First, do not let your e-mail client do anything “for” you except give you the chance to read your mail. How you stop that depends on your client. It does mean an extra click to read an attachment, but that gives you the chance to look at it safely. Second, whenever you receive an attachment, either scan it or allow your AV program to monitor it (or both). Third, if the attachment is not clearly something you want or need and if it is not well explained in the covering e-mail, throw it away. Finally, try to view the attachment rather than clicking to activate it.
If all that fails and you are infected, don’t panic. Go to the WWW site of your AV program’s publisher – and one or two more if you wish – to learn what that particular virus does and how to clean it out. You may need to do some detective work to find the name. If you were infected because you forgot to scan the attachment, it’s probably still there and scanning it now will give you the name – late, but at least that’s useful. Otherwise, you may have to search based on the name of the attachment or on the properties of the infection. But knowing the name is very important, so please take the effort.

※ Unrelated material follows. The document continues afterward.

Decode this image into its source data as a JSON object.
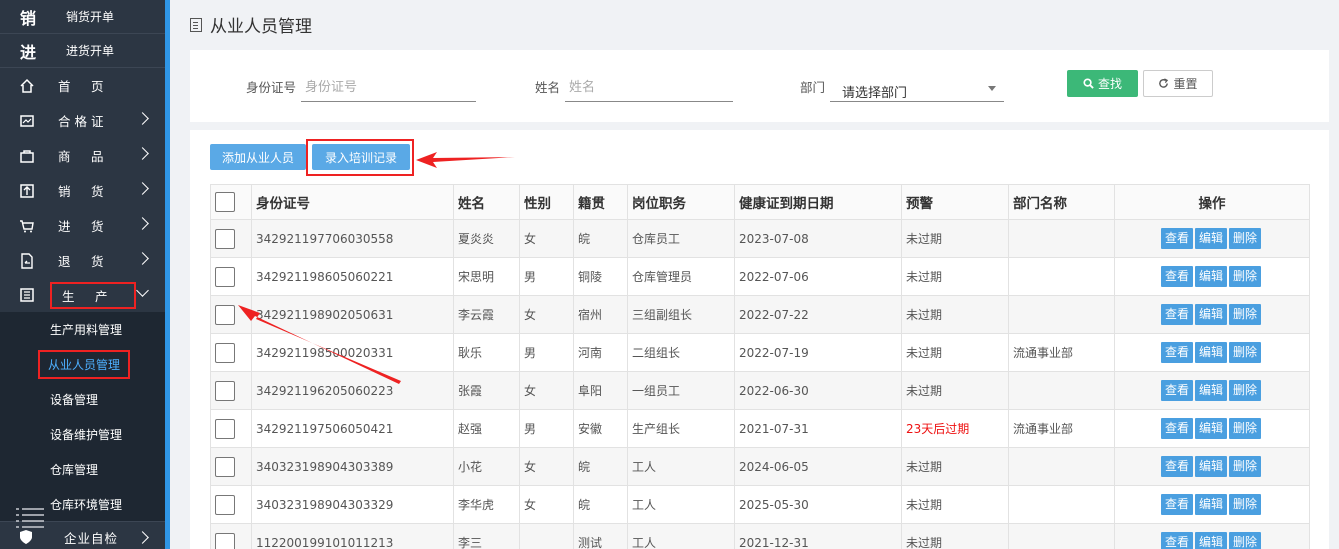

If you must restore from a clean backup, do it. As soon as you know you are clean, contact those who were likely to be infected from your machine. Give them the name of the virus and at least links to the sites where they can get information. Apologize for what your computer did to them (and assure them that it has been taken to the woodshed already). If you know what machine infected you, tell its owner – in fact, you should do that even if you caught the virus before it damaged you. That’s the way most people discover that they have been infected.
AV programs, monitors and updates are valuable tools in protecting your system, but sound procedures are essential.